これは、ちょうど僕が監督になりはじめたぐらいに聴いていたかなと思うんですけど、なかなか上手くいかなかったり、その中でも“まだ自分にはできるはずだ、周りが思っているよりも自分にはまだ力が残っていて、まだ戦えるんだ、これからさらに乗り越えていけるんだ”っていうような内容の歌詞だったので。僕は歌詞を見て好きになることが多いので、それで“いいなぁ”と思った曲ですね。
──洋楽だとなかなか歌詞って気にしないで聴くことが多いじゃないですか。どの時点で気になって調べるんですか?
たまたま妻や子供たちが洋楽の方が好きみたいで、それを聴いているうちに「これはどういう曲なの?」って教えてもらって、そういうところからですかね。

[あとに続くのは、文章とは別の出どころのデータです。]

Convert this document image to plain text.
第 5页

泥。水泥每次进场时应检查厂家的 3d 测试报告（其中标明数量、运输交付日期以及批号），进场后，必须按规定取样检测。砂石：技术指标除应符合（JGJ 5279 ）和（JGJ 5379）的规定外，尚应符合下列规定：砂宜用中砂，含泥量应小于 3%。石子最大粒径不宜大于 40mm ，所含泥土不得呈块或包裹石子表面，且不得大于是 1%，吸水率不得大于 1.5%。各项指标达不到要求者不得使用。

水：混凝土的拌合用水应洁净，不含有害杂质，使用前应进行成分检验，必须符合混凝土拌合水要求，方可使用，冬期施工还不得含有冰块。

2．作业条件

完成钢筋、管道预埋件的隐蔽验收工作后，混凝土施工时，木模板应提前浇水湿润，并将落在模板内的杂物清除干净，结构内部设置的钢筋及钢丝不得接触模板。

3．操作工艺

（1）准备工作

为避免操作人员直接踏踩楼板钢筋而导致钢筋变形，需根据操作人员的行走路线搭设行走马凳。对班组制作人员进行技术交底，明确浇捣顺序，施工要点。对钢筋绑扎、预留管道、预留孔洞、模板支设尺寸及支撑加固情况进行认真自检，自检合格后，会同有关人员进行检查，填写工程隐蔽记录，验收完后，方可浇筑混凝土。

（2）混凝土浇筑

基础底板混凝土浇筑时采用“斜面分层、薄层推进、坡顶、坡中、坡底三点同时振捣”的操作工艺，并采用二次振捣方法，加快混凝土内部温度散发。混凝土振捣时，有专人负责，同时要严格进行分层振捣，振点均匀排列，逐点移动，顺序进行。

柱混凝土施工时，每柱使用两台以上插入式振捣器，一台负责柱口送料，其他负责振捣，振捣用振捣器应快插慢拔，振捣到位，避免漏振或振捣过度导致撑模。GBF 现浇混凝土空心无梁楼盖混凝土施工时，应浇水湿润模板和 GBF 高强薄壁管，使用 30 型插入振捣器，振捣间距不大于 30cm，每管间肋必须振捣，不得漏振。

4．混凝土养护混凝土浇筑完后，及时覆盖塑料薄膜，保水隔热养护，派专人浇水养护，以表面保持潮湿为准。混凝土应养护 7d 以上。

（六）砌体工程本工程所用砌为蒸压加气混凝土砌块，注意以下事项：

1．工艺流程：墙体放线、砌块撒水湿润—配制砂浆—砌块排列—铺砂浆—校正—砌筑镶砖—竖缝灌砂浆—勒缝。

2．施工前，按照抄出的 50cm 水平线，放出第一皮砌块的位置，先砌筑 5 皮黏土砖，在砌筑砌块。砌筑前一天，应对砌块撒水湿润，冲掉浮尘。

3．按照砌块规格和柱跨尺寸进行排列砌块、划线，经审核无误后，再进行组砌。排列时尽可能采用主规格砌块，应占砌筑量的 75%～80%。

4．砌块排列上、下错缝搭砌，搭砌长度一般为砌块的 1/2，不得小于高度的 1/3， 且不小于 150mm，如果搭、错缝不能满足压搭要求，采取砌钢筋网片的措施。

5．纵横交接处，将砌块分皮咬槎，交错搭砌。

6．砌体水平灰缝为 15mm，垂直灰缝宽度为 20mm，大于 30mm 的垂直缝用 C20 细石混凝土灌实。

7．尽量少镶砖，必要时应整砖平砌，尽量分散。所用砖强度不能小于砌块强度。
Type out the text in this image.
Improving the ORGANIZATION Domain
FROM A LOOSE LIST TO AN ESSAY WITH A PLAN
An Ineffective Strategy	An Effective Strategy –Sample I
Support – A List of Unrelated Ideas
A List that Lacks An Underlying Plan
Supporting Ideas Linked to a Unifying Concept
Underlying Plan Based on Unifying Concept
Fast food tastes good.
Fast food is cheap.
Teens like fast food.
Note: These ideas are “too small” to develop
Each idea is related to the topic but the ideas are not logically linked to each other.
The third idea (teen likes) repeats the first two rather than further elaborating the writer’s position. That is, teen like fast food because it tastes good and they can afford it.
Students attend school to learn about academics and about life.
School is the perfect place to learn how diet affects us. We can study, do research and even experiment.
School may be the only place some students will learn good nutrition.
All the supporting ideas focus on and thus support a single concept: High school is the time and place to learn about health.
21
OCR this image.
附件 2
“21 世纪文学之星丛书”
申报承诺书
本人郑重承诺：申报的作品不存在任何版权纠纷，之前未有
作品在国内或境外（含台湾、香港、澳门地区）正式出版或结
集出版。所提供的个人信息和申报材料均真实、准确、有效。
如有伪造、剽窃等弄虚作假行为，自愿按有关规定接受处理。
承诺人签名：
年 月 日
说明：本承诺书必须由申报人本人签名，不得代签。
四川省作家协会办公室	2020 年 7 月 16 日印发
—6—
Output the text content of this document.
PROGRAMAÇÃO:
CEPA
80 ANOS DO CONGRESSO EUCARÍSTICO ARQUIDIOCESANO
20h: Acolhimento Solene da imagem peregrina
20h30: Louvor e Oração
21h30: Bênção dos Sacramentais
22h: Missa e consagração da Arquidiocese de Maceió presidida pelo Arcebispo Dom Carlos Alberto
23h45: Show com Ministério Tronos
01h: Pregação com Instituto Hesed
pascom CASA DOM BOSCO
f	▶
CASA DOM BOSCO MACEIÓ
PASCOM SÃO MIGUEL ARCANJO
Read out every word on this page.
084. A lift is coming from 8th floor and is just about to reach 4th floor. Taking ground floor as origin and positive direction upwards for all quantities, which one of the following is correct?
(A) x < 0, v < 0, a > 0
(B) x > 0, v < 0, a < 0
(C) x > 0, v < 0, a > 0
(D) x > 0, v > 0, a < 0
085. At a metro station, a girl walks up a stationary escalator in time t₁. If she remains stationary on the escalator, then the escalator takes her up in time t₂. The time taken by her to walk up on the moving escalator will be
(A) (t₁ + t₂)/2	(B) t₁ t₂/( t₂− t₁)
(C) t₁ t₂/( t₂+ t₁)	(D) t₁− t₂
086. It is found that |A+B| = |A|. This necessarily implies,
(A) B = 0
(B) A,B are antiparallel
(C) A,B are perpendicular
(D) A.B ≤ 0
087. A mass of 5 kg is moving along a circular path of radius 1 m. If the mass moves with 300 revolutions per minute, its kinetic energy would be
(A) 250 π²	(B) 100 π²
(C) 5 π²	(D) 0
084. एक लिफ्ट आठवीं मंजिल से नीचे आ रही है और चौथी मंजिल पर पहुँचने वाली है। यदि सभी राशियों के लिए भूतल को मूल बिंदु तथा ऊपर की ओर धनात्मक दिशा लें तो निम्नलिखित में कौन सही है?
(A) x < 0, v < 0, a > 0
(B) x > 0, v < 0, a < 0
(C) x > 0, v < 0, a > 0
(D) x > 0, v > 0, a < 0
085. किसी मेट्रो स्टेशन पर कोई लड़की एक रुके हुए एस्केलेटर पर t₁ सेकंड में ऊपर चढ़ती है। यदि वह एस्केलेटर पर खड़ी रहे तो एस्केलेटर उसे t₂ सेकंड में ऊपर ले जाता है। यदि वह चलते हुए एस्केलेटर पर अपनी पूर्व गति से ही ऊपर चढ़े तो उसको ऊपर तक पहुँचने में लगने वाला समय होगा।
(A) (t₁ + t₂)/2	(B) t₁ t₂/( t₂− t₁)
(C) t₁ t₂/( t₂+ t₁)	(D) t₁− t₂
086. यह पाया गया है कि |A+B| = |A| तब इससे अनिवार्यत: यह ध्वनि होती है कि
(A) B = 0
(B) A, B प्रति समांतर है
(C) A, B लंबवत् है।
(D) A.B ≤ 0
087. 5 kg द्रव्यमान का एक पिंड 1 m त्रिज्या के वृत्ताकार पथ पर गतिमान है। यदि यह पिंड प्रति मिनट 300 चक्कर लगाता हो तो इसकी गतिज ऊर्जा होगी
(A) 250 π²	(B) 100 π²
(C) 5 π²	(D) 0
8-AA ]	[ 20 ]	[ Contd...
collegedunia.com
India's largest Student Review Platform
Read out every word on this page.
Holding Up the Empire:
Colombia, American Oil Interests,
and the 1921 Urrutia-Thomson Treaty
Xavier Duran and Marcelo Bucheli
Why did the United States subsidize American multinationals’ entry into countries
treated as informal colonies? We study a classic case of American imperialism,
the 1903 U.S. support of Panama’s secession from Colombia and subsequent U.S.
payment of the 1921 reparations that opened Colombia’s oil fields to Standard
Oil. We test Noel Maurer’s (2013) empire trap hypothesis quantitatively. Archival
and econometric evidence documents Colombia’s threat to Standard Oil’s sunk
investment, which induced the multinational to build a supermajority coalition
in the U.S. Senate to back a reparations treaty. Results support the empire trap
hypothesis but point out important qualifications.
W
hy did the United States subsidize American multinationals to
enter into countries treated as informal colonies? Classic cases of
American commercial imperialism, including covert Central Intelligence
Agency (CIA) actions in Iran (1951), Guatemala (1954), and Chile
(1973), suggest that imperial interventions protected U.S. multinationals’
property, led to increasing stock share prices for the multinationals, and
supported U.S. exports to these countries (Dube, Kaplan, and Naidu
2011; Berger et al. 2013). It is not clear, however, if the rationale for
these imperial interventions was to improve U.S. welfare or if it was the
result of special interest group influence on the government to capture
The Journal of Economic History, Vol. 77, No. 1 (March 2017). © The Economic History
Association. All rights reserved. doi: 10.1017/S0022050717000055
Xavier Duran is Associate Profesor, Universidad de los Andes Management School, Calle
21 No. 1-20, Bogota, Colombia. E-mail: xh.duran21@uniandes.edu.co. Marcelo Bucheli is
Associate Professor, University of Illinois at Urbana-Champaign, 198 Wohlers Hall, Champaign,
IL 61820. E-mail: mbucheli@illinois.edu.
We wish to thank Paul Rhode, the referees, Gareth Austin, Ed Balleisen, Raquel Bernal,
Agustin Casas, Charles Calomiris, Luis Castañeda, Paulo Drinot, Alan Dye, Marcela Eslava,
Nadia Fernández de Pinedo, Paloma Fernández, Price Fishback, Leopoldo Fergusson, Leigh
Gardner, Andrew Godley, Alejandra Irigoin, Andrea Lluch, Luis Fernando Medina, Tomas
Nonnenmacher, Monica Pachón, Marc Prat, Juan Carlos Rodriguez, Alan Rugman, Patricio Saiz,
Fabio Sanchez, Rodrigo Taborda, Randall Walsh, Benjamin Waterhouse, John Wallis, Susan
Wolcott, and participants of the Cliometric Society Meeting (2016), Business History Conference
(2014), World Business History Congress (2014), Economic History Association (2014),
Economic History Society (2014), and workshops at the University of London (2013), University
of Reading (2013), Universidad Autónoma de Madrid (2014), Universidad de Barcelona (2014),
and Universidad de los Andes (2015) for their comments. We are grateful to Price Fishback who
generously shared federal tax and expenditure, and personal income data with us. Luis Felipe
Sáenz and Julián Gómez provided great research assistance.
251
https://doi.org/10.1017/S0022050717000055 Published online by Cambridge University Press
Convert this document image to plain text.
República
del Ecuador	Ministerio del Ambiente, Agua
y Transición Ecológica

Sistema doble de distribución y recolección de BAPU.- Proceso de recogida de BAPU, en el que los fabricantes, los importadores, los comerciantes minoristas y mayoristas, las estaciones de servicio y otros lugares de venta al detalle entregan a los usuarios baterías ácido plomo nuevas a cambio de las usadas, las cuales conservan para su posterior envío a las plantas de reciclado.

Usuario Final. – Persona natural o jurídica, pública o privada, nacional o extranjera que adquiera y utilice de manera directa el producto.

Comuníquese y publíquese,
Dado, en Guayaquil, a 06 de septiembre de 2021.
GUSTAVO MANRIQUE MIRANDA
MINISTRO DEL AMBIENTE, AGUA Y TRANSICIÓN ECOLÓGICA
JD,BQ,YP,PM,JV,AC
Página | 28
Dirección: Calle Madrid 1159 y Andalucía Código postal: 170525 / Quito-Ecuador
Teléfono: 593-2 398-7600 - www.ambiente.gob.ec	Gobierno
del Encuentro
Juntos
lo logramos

──そして、今シーズンの野球界の驚きのニュースと言ったら、「BB」ですよね!
BIG BOSSですよね(笑)。
──新庄さんが監督になられた。これはどう思われました?
今までの常識とはまた違った立ち振る舞いとかスタイル、あとはプロデュースの仕方があると思うんですけども、キャンプでの練習などいろんなものを見ていると、言い方、言い回しは多少違うかもしれないですけど、内容的なものは、みんながそうしたい、そうしようと思っていることをやってらっしゃるので、外への出し方と中でやっていることの使い分けを上手くされているなと思います。自分のやりたいことをやりつつも、チームはしっかり運営していくという。何か楽しみだなぁと思って見ていますね。